Он прав. За годы отсутствия в моей жизни он превратился в профессионального холостяка, вплоть до клишированных шелковых простыней. Это не мой Калеб – не тот Калеб, который поставил фиолетовое пятно на потолке моей спальни.
– Ты любишь Леа?
Я говорю это прежде, чем успеваю подумать. Во рту оседает горечь.
– Она очень милая, добрая и утонченная. Она всегда говорит правильные слова в правильное время. Но я почему-то не могу вызвать в себе чувства, которые должен к ней испытывать.
– Может, этих чувств не было изначально?
– А тебе не кажется, что ты переходишь черту? – Он откладывает столовые приборы и кладет локти на стол.
– Эй, мы же просто два незнакомца, которые пытаются узнать друг друга. Никаких «черт» пока нет.
Я откидываюсь спиной на спинку стула и скрещиваю руки на груди. Настроение скисло, как старое молоко, и мне хочется поругаться.

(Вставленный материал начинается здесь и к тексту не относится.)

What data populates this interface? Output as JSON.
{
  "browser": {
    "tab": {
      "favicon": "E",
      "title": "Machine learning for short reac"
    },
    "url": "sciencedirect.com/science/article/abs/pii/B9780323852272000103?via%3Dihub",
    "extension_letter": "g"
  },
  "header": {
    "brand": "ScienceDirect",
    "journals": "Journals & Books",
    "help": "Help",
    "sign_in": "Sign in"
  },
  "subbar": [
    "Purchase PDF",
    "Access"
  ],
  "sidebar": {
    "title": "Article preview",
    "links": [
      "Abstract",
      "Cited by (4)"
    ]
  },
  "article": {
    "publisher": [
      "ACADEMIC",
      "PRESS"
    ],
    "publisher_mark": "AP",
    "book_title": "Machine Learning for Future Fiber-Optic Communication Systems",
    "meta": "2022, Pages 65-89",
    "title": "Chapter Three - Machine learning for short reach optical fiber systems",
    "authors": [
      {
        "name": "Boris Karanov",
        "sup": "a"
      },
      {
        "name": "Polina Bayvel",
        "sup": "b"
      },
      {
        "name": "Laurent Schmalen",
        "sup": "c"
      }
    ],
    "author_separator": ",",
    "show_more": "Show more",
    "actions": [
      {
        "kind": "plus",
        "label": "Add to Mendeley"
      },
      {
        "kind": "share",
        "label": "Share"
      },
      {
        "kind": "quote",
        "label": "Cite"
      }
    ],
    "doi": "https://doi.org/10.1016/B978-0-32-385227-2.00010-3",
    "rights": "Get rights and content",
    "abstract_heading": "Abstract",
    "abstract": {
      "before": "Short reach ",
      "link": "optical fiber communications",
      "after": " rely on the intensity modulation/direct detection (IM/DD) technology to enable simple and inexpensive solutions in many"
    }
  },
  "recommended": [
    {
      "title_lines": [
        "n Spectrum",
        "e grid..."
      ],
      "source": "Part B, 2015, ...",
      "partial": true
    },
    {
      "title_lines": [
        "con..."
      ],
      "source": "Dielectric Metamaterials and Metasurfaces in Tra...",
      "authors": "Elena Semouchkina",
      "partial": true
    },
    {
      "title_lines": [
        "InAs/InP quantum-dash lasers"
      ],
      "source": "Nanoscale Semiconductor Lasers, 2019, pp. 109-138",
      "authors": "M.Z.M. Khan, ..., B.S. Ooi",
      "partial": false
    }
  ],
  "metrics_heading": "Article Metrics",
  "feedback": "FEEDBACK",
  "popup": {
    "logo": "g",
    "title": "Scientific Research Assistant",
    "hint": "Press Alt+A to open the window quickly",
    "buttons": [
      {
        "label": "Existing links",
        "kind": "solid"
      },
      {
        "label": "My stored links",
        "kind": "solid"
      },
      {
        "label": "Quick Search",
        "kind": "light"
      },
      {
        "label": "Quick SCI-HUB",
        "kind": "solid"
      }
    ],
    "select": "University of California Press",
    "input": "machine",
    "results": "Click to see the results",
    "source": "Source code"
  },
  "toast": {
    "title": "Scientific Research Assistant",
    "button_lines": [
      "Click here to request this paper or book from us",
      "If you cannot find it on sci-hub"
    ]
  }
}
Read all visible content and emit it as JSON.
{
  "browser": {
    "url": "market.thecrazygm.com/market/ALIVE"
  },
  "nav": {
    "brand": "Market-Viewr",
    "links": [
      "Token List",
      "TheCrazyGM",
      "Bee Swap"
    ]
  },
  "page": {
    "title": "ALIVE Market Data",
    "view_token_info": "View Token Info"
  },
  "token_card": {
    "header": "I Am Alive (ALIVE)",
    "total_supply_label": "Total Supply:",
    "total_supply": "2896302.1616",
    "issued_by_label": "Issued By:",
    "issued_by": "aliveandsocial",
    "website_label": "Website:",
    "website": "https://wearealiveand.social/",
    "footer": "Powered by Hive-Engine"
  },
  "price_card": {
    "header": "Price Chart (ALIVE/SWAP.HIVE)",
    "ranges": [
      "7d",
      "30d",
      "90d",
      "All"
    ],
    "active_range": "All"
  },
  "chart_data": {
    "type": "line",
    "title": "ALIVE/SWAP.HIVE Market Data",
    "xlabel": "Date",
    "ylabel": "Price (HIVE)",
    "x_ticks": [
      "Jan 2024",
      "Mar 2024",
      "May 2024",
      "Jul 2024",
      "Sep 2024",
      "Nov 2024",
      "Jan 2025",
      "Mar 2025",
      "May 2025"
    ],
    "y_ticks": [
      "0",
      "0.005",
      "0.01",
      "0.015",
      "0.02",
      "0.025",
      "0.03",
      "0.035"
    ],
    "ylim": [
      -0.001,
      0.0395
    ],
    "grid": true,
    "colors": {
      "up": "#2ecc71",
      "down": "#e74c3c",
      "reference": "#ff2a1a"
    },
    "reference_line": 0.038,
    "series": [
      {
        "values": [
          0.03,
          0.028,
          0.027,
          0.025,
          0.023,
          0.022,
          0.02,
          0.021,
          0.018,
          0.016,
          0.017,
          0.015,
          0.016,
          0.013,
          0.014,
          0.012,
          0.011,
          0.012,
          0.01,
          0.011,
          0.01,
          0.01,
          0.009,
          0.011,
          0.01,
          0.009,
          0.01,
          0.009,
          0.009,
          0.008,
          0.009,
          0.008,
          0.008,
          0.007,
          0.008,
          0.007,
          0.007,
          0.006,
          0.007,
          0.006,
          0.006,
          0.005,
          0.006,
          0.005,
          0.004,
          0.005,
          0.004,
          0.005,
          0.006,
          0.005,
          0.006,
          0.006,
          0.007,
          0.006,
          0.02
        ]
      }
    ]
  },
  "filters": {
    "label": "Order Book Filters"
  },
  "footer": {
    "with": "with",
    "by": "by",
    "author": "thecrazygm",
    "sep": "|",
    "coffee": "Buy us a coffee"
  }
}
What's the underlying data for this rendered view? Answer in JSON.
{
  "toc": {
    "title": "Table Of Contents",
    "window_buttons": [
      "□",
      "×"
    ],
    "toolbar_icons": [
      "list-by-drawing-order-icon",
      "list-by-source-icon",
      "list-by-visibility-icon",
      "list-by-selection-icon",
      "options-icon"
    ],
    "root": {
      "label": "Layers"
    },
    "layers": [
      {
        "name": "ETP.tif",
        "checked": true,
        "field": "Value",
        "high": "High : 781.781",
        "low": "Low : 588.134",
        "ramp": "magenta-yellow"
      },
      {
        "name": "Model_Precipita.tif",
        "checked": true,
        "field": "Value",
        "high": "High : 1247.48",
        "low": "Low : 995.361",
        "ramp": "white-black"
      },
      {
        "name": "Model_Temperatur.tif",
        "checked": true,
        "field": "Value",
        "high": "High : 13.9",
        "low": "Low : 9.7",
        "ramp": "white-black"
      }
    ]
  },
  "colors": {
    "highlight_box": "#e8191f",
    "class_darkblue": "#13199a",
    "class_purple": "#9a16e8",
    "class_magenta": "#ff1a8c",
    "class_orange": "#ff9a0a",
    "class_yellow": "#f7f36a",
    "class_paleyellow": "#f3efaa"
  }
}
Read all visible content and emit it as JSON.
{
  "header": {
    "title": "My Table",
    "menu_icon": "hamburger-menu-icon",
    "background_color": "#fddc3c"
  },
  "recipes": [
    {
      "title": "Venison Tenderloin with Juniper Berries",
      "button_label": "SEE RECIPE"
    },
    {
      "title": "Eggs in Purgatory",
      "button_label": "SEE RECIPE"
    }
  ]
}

– Перемирие, – предлагает он, поднимая руки ладонями вверх.
Я не успеваю согласиться – он хватает наши тарелки и уходит на кухню. Я помогаю ему загрузить посуду и приборы в посудомоечную машину, а потом Калеб достает лед из морозилки и прижимает к моему пальцу.
Я смотрю, как он двигается. От его следующего шага я чуть не падаю в обморок. Он пытается объяснить мне правила футбола – я притворяюсь, что мне это интересно, – а затем берет мою руку и мягко обхватывает палец губами. Кольцо на этот раз соскальзывает без проблем. Вынув его изо рта, он помещает кольцо обратно в коробку без единого слова. Потом относит в спальню, пока я пытаюсь разжать свой кулак.